Abstract
Background: VTE is the leading cause of death in patients with cancer. The 1-year survival rate in patients diagnosed with cancer at time of VTE is 12% compared to 36% in cancer patients without thrombosis. Cancer patients who develop VTE have higher mortality during hospitalization and during surgery. VTE in cancer patients portends a poorer prognosis and may indicate a more aggressive phenotype. There are, as yet, no clinical or laboratory parameters that have clinical utility in identifying this important group of patients with cancer who are at risk for developing VTE.
Methods: We explored whether gene expression profiling could define phenotype-specific metagenes (aggregate patterns of gene expression) that distinguish cancer patients with and without VTE. The medical history of 95 patients with NSCLC and 37 patients with ovarian cancer was reviewed to identify patients with VTE after the initial diagnosis of cancer but not within 6 weeks of surgery. Separate sets of controls with NSCLC and ovarian cancer, respectively, were identified from the same groups, matched by age, gender and clinical stage, but without VTE for at least 2 years following the diagnosis of cancer. RNA was extracted and gene array data obtained using Affymetrix U133 GeneChips. Gene expression data was analyzed using binary regression methodologies.

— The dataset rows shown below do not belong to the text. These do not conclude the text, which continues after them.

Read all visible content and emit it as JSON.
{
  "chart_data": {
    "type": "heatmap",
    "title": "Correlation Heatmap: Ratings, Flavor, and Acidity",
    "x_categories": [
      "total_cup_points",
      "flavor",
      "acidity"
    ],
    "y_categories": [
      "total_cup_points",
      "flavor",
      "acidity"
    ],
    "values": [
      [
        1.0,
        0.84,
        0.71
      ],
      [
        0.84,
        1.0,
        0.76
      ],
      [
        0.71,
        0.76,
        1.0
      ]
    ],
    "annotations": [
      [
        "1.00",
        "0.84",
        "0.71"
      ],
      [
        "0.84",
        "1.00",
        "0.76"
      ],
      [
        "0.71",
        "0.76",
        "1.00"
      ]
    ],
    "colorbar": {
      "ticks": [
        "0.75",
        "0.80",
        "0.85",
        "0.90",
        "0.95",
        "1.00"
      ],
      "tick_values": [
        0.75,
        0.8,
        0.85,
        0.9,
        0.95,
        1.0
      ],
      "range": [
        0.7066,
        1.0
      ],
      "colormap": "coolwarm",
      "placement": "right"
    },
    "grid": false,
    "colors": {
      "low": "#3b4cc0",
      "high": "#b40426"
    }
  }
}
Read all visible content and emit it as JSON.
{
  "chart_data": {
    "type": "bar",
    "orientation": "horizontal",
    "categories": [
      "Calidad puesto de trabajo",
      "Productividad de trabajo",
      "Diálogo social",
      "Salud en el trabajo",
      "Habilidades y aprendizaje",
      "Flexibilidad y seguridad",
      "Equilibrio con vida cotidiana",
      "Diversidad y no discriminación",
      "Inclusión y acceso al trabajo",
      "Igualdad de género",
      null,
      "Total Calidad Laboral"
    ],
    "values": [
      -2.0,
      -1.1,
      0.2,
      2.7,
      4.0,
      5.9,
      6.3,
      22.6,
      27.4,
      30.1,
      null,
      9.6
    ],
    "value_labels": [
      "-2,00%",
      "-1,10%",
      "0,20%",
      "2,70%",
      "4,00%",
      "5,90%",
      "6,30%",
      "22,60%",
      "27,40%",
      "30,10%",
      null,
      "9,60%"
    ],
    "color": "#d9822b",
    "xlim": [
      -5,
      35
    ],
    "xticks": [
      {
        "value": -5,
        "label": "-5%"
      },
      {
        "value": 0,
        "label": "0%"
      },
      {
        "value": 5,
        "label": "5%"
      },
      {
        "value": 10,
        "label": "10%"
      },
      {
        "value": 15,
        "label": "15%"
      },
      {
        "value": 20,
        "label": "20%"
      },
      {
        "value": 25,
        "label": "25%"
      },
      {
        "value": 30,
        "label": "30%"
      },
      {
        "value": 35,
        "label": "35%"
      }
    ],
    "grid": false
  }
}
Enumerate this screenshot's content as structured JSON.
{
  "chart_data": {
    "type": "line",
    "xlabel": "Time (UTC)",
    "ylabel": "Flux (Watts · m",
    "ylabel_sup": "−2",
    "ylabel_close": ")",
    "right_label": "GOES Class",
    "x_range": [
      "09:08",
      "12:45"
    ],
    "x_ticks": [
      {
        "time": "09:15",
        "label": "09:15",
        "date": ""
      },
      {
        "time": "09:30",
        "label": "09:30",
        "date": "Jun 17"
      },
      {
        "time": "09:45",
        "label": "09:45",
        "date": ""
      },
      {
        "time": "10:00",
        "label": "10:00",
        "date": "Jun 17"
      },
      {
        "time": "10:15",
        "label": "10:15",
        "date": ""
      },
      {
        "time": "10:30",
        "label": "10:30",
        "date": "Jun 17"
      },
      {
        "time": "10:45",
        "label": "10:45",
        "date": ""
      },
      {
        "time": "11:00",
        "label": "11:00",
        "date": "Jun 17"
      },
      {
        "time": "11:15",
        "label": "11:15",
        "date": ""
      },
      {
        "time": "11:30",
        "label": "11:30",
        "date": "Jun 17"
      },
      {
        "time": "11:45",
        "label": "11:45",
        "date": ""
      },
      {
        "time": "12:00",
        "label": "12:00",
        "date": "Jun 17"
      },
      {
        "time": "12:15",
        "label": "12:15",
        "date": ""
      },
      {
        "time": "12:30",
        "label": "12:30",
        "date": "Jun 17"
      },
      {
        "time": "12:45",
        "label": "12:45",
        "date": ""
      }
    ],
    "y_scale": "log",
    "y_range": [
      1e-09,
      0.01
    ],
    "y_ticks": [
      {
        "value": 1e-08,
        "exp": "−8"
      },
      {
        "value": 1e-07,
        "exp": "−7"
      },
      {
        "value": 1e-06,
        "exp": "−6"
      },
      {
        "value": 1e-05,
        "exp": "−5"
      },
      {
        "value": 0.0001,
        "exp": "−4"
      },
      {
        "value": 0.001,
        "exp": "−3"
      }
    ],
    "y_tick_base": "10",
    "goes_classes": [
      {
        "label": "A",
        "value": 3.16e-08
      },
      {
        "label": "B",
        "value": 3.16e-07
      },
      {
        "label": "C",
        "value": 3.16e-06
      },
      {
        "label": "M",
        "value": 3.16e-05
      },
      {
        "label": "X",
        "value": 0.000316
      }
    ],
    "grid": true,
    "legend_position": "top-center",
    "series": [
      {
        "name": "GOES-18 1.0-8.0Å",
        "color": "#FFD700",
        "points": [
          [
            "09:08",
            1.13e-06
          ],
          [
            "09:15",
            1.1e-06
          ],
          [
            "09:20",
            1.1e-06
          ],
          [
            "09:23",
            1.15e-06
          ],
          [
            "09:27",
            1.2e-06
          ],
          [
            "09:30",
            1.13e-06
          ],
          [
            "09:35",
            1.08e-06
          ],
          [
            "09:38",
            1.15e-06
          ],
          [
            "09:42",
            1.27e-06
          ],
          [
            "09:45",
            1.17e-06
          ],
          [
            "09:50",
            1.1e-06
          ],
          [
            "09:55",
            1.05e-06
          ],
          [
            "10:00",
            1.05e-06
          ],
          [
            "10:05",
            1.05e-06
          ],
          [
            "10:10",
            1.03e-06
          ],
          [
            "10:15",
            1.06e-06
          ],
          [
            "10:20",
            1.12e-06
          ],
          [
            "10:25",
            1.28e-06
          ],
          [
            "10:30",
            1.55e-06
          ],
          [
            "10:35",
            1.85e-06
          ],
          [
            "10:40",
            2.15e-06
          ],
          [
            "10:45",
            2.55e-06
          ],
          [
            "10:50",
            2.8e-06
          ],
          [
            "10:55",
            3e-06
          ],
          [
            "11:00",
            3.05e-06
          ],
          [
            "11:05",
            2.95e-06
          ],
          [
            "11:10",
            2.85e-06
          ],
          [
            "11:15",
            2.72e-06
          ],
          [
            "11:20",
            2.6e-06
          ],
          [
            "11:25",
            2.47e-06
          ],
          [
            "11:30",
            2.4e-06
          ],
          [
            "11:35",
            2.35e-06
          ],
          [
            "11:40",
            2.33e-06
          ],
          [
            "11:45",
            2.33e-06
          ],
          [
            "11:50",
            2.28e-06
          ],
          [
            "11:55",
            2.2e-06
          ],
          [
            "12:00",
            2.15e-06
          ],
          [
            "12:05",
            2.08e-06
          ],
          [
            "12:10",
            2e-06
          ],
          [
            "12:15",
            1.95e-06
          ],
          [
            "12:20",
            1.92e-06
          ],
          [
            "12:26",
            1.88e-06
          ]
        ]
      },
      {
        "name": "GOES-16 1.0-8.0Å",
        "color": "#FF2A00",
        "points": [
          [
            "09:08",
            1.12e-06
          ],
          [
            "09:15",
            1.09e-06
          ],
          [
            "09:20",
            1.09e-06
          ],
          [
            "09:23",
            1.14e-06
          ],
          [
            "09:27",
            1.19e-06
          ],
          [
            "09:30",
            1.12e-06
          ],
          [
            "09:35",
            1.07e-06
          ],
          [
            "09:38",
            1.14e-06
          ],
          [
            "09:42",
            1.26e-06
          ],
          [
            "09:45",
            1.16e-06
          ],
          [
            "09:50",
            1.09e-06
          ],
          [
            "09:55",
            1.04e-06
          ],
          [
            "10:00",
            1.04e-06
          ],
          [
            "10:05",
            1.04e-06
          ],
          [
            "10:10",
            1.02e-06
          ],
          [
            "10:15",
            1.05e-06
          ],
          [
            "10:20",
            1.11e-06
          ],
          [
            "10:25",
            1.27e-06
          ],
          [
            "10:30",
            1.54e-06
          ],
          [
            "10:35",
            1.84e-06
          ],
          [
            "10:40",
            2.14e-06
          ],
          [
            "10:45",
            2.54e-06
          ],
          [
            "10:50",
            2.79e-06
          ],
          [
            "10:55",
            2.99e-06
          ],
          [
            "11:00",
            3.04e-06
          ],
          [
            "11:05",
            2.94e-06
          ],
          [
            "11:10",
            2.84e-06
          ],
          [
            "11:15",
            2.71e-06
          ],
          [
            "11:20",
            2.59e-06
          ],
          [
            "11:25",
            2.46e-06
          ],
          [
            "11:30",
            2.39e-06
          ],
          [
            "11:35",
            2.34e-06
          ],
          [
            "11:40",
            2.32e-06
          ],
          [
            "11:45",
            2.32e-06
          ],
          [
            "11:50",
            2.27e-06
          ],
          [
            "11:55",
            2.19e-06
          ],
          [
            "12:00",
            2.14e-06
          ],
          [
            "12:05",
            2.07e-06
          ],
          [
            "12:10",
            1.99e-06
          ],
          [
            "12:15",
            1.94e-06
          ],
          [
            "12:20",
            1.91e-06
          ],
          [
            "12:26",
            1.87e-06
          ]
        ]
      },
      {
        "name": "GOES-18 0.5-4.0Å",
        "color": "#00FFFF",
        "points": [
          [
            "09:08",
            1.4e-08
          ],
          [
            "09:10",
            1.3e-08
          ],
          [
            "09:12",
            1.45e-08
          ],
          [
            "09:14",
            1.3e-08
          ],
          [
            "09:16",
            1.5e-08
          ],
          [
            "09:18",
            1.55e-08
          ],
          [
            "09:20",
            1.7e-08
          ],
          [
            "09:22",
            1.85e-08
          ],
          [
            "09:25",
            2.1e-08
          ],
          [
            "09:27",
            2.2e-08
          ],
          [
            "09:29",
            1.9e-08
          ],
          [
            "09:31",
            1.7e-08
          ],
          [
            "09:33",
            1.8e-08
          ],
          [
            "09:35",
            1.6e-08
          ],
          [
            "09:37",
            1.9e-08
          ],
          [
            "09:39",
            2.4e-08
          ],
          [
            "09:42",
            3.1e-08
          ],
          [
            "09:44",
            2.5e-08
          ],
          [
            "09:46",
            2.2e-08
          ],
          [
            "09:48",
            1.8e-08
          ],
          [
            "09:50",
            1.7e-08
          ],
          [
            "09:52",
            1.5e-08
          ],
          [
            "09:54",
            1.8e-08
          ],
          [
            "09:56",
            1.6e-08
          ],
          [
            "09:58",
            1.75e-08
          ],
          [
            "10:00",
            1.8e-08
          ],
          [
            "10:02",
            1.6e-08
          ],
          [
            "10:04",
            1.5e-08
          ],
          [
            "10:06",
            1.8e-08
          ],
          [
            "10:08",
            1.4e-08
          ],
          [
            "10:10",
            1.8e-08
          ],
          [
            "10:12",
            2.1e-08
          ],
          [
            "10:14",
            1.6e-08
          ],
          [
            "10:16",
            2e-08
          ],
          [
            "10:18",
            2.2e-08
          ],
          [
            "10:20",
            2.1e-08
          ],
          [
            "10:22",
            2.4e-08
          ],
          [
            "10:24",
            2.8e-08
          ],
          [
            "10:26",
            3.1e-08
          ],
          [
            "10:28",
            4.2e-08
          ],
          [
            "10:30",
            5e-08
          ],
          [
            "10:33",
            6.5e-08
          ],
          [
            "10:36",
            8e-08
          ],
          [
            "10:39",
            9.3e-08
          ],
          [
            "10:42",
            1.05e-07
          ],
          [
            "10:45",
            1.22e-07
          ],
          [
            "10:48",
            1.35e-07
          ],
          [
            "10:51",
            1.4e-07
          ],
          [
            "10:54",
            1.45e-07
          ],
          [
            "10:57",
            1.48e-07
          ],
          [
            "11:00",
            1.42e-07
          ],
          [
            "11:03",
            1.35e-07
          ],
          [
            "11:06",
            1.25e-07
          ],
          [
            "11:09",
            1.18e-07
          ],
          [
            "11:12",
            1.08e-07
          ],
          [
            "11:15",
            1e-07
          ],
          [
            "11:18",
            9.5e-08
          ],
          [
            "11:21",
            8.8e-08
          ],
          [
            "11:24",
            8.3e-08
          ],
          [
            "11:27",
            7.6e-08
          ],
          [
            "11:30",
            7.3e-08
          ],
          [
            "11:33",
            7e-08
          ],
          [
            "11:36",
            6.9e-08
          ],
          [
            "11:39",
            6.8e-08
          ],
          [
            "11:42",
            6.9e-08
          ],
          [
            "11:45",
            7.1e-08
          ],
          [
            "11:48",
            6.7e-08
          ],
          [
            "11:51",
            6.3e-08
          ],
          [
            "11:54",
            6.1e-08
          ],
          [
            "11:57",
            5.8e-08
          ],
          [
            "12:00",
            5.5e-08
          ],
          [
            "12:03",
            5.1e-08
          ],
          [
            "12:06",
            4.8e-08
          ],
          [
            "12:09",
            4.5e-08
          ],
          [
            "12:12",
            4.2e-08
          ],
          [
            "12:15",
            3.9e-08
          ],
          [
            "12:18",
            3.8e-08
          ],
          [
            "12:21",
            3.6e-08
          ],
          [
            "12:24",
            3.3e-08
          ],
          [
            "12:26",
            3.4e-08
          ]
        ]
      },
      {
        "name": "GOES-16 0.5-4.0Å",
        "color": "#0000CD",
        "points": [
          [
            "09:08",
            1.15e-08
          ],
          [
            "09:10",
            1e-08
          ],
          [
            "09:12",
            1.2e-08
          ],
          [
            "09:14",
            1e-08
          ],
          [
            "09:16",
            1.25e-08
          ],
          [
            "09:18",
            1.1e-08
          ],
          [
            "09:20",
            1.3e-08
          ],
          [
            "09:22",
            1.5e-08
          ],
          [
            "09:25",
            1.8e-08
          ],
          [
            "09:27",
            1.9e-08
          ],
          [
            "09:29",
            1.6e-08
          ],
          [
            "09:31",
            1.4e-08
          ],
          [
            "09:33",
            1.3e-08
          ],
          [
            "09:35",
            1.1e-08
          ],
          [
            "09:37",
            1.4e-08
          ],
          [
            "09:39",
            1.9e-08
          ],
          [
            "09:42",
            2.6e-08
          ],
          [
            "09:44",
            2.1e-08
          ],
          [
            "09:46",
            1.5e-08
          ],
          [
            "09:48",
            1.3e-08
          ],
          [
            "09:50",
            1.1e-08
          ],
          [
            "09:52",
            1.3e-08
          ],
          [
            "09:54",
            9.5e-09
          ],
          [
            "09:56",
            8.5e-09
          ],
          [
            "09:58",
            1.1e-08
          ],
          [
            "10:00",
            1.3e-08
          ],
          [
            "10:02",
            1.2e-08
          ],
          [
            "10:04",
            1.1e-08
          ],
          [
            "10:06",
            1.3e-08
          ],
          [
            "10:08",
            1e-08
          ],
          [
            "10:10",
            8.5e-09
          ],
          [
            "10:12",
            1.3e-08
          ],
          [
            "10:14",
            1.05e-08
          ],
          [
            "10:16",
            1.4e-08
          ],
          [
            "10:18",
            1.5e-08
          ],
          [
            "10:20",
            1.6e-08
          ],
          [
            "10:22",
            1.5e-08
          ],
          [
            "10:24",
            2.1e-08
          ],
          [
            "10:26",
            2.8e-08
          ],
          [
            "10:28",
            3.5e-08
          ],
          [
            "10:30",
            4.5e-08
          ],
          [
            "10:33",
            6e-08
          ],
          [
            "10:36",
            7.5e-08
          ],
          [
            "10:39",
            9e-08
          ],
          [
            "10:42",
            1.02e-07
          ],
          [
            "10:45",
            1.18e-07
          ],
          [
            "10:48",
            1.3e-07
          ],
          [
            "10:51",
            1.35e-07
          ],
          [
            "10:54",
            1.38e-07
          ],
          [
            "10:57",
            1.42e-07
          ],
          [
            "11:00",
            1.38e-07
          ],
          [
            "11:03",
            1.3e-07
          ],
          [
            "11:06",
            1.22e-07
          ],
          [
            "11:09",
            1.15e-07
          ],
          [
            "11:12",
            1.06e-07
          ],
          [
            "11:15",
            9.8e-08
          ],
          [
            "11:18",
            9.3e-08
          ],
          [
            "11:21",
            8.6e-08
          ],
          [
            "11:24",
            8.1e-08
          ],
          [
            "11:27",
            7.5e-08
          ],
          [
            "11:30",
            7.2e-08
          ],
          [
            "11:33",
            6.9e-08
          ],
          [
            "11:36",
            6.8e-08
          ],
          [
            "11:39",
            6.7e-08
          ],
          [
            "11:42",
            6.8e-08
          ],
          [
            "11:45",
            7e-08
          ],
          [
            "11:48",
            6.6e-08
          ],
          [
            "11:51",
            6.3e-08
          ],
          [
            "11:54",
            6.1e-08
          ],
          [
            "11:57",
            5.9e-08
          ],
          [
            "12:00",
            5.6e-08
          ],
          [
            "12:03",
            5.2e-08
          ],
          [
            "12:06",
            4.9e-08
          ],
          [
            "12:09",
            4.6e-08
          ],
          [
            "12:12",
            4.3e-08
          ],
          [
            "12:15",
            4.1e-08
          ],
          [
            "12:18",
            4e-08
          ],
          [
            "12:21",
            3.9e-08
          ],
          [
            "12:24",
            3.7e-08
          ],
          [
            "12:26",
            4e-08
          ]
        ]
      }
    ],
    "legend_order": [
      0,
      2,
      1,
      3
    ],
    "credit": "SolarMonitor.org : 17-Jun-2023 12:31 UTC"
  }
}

Results: 13/95 (13.5%) patients with NSCLC and 6/37 (16%) with ovarian cancer had VTE and met inclusion criteria. Using the metagene approach, a discriminator gene set (n=50) that differentiated patients with NSCLC and VTE from patients with NSCLC without VTE was identified. A separate discriminator gene set was identified for the ovarian cancer group. A leave-one-out cross validation performed to validate the reliability of the discriminator metagene set was 85% accurate in identifying patients with NSCLC and VTE. Similar analysis for the ovarian cancer patients was limited by the small number of patients identified. Significant biological differences were seen between the comparison groups in the NSCLC subset, including genes such as P53, VEGFC, E2F4, TFPI and EPHB2. Expression differences in the ovarian subset similarly included P53, but also included genes not seen in the NSCLC group, such as H-ras, Tissue factor and Factor X.
Conclusions: Our data suggests that a genomic approach can identify patients with cancer at risk for VTE. In addition, these results also suggest that different tumor types might possess unique expression signatures associated with increased thrombotic risk.
Disclosure: No relevant conflicts of interest to declare.